Let $s_k$ be the $k$-th parking space in a row of $g$ spaces $s_1, s_2, \ldots, s_{g-1}, s_g$. Point $g$ is the entrance of some crowded building, so the closer one is to $g$, the higher the probability of parking spots being occupied (the probability function will monotonically increase, but the formula is unknown).
(Note that the function above, $\frac{1}{1+e^{-(\frac{x}{4}-4)}}$, is illustrative and it is not the only one that satisfies the problem's requirements.)

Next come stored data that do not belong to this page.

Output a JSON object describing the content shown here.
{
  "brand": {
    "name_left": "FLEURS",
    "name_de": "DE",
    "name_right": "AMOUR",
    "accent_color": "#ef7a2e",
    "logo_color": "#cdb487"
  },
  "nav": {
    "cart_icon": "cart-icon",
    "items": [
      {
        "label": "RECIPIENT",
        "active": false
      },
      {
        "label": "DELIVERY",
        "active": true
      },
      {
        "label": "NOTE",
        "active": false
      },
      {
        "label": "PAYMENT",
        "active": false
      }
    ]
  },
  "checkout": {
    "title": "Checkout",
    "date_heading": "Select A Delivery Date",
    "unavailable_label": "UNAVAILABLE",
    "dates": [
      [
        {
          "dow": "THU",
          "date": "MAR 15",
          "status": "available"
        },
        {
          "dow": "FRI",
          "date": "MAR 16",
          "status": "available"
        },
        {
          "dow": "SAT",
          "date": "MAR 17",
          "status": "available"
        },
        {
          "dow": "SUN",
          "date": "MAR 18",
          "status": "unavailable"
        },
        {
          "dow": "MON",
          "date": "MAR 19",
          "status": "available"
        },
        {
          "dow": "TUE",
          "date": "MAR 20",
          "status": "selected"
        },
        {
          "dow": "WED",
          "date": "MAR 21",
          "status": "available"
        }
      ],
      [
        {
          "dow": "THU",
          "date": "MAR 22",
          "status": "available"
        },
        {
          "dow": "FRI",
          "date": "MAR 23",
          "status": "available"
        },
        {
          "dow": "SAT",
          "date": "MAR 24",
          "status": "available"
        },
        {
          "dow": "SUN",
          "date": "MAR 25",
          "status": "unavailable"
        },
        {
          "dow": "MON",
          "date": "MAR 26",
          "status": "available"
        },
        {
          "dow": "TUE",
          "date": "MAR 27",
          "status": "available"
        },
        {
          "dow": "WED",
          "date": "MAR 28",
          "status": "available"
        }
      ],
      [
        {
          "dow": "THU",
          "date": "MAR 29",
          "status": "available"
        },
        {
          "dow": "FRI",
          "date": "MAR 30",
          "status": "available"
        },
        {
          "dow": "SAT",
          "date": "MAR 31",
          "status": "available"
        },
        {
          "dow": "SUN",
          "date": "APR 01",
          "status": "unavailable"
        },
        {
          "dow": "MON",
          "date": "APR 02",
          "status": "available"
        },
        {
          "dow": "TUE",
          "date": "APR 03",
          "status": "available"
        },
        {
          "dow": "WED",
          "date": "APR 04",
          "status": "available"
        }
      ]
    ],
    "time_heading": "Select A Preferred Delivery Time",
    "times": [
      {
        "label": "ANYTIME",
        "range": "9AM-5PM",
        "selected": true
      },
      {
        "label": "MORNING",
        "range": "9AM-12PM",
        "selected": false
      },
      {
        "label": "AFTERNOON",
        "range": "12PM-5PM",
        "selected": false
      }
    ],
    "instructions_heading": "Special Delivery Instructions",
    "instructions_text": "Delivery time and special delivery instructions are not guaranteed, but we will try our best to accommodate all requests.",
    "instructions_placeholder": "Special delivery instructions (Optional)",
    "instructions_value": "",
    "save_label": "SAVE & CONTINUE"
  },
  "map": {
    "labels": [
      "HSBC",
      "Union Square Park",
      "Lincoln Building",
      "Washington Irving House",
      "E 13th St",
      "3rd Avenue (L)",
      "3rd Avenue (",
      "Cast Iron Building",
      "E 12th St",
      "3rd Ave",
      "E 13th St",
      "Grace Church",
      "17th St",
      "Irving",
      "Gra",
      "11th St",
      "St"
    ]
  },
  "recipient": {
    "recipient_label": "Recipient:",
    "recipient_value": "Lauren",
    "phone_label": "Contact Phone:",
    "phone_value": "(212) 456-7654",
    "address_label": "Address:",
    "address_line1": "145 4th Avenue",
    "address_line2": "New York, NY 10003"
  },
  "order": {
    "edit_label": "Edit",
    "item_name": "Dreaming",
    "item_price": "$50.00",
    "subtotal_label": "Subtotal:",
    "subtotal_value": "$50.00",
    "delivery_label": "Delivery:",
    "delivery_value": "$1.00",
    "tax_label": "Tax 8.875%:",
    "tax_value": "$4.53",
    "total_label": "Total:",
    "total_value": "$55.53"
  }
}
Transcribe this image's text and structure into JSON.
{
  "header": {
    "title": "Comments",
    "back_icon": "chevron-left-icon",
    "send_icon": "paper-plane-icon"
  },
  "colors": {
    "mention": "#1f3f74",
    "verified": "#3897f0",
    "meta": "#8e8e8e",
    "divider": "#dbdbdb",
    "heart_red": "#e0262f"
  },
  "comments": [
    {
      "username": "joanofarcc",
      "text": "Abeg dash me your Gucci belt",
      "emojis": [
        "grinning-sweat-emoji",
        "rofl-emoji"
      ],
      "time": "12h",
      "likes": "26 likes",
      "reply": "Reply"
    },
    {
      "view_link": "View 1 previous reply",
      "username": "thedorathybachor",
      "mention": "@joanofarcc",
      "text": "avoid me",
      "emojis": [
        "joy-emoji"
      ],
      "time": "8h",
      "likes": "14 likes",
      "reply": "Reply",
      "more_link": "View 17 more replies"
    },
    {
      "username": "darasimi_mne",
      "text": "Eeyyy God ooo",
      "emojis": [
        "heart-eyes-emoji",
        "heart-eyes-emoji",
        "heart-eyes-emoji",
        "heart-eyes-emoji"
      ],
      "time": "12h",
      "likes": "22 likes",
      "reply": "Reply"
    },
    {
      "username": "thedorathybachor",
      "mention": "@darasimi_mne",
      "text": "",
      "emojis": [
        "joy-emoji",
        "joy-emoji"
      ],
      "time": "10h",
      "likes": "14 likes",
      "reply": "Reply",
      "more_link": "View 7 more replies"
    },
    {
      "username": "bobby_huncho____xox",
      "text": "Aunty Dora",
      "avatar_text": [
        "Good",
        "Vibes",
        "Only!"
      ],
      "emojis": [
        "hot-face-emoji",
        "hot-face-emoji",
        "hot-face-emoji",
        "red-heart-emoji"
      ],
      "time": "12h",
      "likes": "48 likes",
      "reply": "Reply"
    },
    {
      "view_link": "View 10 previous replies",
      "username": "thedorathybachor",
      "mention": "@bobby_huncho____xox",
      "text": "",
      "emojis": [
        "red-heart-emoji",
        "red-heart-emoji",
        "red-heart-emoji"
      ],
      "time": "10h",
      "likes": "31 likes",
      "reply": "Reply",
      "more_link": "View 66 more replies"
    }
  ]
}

Suppose a person wants to visit the building. This particular person is quite lazy and tries to minimize walking distance --- that is, parking the car as close to $g$ as possible. S/he advances forward, iterating over $k$, checking in each step if $s_k$ is free or not (so seeing the spots ahead is not an option). When finding a free space, the person must decide whether to park there or move on (advancing to $k+1$).
The optimal situation is to park on the closest-to-$g$ free space. The worst situation would be passing every free space, something undesirable for the driver, who prefers to play it safe: if the probability that $s_k$ is the last free parking space exceeds a certain threshold, s/he will park.
The individual's only source of information for making the forecast is occupation data of observed parking spots, which is recorded.
The person has travelled to spot $s_k$ (because of it, occupation data from $s_1$ to $s_k$ is available) and found it to be free. How could I go about calculating the probability of $s_k$ being the last space available for parking?